«Дирижабли»
Автор Алексей Парщиков
Издатель Время
В середине 1980-х, когда советская неподцензурная поэзия стала пробиваться к относительно широкому читателю, Алексей Парщиков был одним из самых заметных авторов этой волны — главной фигурой немного выдуманного течения метареалистов. Метареализм считался тогда наиболее весомым конкурентом концептуализма в новой русской поэзии: вместо установки на тотальную иронию, сомнение в возможности какого-либо положительного высказывания он предлагал поиски крайне сложного языка, гипертрофированно метафорического, ускользающего и именно от этого — как казалось — максимального адекватного лихорадочно трансформирующемуся миру. Собственно тексты Парщикова 80-х и были главным основанием для критического конструкта метареализма. Сам поэт работал еще долгие годы, менялся, но в восприятии читателей он оказался прочно привязан к архивному восприятию: к роли антагонистического симбионта Д.А. Пригова, к образу учителя возвышенного и туманного многословия, остроумной и кокетливой пифии.
После смерти Парщикова (он умер в 2009 году в Кельне) уже выходило одно избранное, но книга "Дирижабли" — первое более или менее полное собрание, соблюдающее, насколько возможно, хронологический порядок. И, наверное, первая возможность отстраненно взглянуть на корпус его текстов. Парадоксальным образом попытка освободить стихи Парщикова от современной им критической, манифестационной тактики лишь глубже погружает их в историю (то есть бывшую современность). Проще говоря, освобождаясь от литературной полемики своего времени, его тексты обнаруживают гораздо более отчетливую этому времени принадлежность, чем всегда казалось.

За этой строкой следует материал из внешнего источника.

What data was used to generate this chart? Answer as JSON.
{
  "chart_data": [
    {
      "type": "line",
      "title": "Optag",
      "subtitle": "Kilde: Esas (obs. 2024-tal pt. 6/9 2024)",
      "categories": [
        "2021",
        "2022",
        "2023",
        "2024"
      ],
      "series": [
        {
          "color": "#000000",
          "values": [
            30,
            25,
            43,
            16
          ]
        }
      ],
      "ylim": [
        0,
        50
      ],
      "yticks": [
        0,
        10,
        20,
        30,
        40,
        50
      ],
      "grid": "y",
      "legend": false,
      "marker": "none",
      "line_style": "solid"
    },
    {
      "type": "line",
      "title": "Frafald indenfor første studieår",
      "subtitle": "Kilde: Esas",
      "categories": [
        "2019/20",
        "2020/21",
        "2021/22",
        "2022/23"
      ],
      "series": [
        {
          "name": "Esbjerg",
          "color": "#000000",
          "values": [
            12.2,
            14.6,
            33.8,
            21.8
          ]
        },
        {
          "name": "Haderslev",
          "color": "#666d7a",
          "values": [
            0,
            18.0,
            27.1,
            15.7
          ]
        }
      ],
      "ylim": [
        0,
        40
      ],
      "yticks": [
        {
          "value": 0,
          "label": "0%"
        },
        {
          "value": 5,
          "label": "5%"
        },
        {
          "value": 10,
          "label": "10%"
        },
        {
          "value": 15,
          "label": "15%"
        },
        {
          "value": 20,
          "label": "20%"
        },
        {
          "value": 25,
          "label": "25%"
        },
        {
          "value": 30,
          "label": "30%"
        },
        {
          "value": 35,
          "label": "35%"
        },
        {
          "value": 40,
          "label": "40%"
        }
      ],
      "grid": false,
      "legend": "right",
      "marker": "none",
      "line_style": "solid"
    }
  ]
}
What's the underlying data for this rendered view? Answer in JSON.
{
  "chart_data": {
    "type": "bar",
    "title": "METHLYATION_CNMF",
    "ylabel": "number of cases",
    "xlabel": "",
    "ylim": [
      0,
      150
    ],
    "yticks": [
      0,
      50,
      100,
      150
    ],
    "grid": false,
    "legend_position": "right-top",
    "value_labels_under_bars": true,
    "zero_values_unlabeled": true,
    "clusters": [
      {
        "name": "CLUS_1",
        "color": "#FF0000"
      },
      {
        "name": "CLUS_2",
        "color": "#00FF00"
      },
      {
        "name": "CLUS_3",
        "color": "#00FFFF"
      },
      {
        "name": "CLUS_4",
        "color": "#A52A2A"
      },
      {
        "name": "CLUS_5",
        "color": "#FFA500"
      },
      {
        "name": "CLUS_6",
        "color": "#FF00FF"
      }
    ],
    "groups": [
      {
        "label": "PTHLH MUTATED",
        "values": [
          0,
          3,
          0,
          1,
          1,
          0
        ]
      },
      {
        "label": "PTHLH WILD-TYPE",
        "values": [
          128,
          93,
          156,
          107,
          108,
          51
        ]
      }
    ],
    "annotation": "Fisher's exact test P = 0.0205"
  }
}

Поиски нового поэтического субъекта, для которого восприятие мира будет не романтическим взглядом взволнованного наблюдателя, а процессом, переламывающим само устройство организма, задействующим и открывающим новые органы чувств. Попытки обнаружить некую странную поэтическую физику — новые законы, адекватные новому ощущению истории. Затея скрестить в величественного монстра гуманитарные и научные языки, соединить восприятие оптимистического советского юноши и отчаявшегося человека подполья; небрезгливая открытость неуместным словам и неловким ощущениям. Все эти важнейшие особенности парщиковского письма, сам строй его речи сейчас кажутся порождением перестроечного времени и ранних 90-х, их надежд и их грязновато-чарующего стиля. Эти стихи по-прежнему можно воспринимать как историю личного историософского поиска, страстного алхимического созидания, предпринятого диковинным набором средств, как перечень интеллектуальных открытий — одновременно хитроумных и немного наивных. Но, кажется, не в космичности, а именно во вскрывшейся спустя годы укорененности во времени, сентиментальном свидетельстве о нем — огромная часть их обаяния.